遅刻ではないけれど、すでに撮影準備は整っていて、仁王立ちの花夜さんに出迎えられた。
「おはよう、偲月。ちゃっちゃと撮るわよ」
「おはようございまーす! 了解でーす!」
所長として、営業やらクライアントとの打ち合わせやらで、とても忙しいはずの花夜さんだが、わたしの教育係兼マネージャー役を引き受けてくれていた。
「よろしくね? 偲月さん」
「よろしくお願いします、中野さん。あ、そのシャツ、わたしも色違いで持ってます!」
プレスの中野さんは、初対面の時とは別人のように生気を取り戻していた。
スモーキーベージュのシアーシャツにブラックのパンツという、抜け感のある着こなしが、大人の女性らしい色気を感じさせる。
「ほんと? これ、わたしのイチオシなのよ。色味を抑えればルーズになりすぎないし、オンでもオフでも活躍してくれる、万能アイテム」
「羽織りで使うのもいいですよね」
「そうそう! スカートと合わせるとより抜け感が増すし……って、長話してる場合じゃなかった。ヘアメイク、着替えはバックヤードのスタッフルームだから」
「はーい」
バックヤードでは、ヘアメイク担当が待ち構えていて、あっという間にわたしを「モデル」らしく整えてくれる。
プロの技によって僅かな粗も打ち消され、まとめていた髪を解かれて、無造作と色っぽさが同居する絶妙な感じに仕上げられた。

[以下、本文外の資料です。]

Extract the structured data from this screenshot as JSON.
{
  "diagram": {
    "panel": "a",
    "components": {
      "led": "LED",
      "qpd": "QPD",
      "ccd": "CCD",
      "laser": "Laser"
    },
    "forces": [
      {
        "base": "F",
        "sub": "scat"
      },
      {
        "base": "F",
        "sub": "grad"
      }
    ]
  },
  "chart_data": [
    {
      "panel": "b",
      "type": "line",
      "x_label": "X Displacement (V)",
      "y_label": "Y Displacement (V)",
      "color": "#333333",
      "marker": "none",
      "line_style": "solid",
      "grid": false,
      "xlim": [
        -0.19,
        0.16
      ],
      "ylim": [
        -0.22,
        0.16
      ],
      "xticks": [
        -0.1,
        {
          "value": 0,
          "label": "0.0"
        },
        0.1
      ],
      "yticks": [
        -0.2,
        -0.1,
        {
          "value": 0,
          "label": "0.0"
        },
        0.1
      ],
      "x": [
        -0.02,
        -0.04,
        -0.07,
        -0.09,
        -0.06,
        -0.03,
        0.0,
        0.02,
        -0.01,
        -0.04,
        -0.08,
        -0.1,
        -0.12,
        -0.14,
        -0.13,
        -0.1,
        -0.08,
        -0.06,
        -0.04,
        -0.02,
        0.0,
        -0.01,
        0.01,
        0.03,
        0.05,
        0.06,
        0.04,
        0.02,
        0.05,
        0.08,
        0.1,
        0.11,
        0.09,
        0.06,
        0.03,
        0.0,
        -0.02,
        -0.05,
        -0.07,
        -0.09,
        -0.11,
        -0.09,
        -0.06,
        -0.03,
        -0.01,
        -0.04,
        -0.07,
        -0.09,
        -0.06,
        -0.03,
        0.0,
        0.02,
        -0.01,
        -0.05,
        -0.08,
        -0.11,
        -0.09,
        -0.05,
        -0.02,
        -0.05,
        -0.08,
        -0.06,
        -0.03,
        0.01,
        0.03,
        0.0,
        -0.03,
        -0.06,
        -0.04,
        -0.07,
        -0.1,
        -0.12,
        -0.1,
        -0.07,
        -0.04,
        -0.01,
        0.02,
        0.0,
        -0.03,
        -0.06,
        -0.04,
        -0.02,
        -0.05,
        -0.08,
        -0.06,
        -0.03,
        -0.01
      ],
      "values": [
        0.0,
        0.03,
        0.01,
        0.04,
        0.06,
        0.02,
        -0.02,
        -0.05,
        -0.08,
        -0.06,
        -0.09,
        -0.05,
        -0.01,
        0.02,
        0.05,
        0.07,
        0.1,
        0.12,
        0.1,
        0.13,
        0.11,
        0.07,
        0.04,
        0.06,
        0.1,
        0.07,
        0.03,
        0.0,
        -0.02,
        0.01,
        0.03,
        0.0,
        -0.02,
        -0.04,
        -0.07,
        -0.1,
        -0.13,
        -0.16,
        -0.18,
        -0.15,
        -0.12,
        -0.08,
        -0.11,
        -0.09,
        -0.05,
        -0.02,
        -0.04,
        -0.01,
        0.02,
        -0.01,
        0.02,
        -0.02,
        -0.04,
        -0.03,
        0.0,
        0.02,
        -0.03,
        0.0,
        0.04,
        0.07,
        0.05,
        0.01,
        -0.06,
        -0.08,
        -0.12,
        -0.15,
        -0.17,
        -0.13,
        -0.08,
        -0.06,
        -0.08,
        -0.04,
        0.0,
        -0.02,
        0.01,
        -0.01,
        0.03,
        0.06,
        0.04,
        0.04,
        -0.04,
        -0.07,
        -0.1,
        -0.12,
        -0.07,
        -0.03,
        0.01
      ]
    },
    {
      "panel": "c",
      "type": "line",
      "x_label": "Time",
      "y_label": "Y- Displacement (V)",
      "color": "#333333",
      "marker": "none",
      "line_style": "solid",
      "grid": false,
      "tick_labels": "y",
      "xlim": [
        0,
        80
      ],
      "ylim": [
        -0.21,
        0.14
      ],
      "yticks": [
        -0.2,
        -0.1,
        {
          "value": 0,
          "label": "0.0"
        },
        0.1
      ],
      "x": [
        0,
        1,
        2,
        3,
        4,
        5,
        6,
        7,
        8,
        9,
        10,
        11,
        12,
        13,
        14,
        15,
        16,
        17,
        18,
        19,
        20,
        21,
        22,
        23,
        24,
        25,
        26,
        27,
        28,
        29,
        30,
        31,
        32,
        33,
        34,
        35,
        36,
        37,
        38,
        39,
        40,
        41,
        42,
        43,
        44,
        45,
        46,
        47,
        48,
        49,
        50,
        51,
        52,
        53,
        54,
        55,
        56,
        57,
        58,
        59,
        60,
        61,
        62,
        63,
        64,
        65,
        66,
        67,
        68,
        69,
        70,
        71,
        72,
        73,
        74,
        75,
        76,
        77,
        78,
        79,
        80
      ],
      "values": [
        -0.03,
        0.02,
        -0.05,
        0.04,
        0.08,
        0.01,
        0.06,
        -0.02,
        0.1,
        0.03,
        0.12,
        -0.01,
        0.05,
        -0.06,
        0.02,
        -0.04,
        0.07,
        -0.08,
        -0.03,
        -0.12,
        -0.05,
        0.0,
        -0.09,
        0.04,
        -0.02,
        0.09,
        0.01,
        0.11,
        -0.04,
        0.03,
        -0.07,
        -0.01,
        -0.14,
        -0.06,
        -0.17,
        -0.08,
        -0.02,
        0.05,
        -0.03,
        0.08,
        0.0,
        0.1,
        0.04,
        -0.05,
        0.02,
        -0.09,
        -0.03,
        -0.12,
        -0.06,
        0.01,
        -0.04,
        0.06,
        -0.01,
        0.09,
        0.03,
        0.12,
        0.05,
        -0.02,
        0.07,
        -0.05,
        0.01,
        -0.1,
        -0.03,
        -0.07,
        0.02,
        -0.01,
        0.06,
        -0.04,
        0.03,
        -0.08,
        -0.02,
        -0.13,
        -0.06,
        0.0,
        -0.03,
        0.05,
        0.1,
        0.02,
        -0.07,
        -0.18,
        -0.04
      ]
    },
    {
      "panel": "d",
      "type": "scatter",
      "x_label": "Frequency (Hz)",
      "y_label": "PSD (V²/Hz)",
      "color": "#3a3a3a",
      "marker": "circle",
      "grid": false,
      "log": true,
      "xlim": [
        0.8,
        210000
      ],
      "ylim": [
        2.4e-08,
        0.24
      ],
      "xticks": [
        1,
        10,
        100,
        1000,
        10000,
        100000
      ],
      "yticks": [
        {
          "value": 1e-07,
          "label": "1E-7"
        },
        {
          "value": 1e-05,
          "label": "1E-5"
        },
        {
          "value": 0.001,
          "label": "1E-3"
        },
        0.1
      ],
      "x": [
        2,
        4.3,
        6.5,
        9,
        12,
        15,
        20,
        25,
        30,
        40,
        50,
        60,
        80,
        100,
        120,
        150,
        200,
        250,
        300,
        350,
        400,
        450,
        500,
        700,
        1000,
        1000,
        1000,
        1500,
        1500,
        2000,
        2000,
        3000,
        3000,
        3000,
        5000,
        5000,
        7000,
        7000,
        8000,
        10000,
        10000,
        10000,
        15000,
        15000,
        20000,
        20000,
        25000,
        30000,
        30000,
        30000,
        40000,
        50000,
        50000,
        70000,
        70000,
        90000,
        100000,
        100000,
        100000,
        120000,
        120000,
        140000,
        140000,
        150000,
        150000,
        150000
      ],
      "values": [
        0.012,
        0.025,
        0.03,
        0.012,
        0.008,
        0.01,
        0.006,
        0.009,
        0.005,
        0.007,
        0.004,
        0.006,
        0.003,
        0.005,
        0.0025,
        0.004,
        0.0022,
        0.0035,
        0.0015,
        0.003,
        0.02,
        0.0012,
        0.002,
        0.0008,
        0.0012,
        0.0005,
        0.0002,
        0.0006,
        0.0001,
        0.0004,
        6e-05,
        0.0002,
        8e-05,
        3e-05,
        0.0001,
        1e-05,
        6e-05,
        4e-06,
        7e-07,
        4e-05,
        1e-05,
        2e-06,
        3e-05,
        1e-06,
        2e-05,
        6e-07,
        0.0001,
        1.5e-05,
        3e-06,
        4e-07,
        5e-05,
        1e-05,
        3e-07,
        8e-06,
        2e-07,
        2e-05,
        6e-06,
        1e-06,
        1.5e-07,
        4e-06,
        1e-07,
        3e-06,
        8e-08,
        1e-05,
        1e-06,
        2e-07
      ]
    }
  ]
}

メイクは、ダークな服の色合いに合わせた秋っぽい暖色系だからか、表情が柔らかく見える。
準備が整えば、撮影だ。
カメラマンの浜本さんや中野さん、花夜さんの指示を受け、着替え、ポーズを取り、動き、また着替え……と、怒涛の勢いで進んでいく。
夏を迎えつつあるのに、秋冬物の服を着て撮影するのは違和感が満載だ。
けれど、撮影した写真が雑誌に、WEBに掲載されるまで、多くのひとの手と作業を経なければならないのを考えると、これでもかなりギリギリの日程らしい。
「偲月さん、もうちょっと右に……うん、そう! それ!」
「大胆に、動いてみて」
「ジャケットの前、開けようか」
「インナー取り替えて!」
「髪、アップにしてみよう」
撮影が始まってから一時間半後。
「これで最後です! 画像チェックしましょう」
中野さんの一声で、スタッフ一同集まって、タブレットを覗き込む。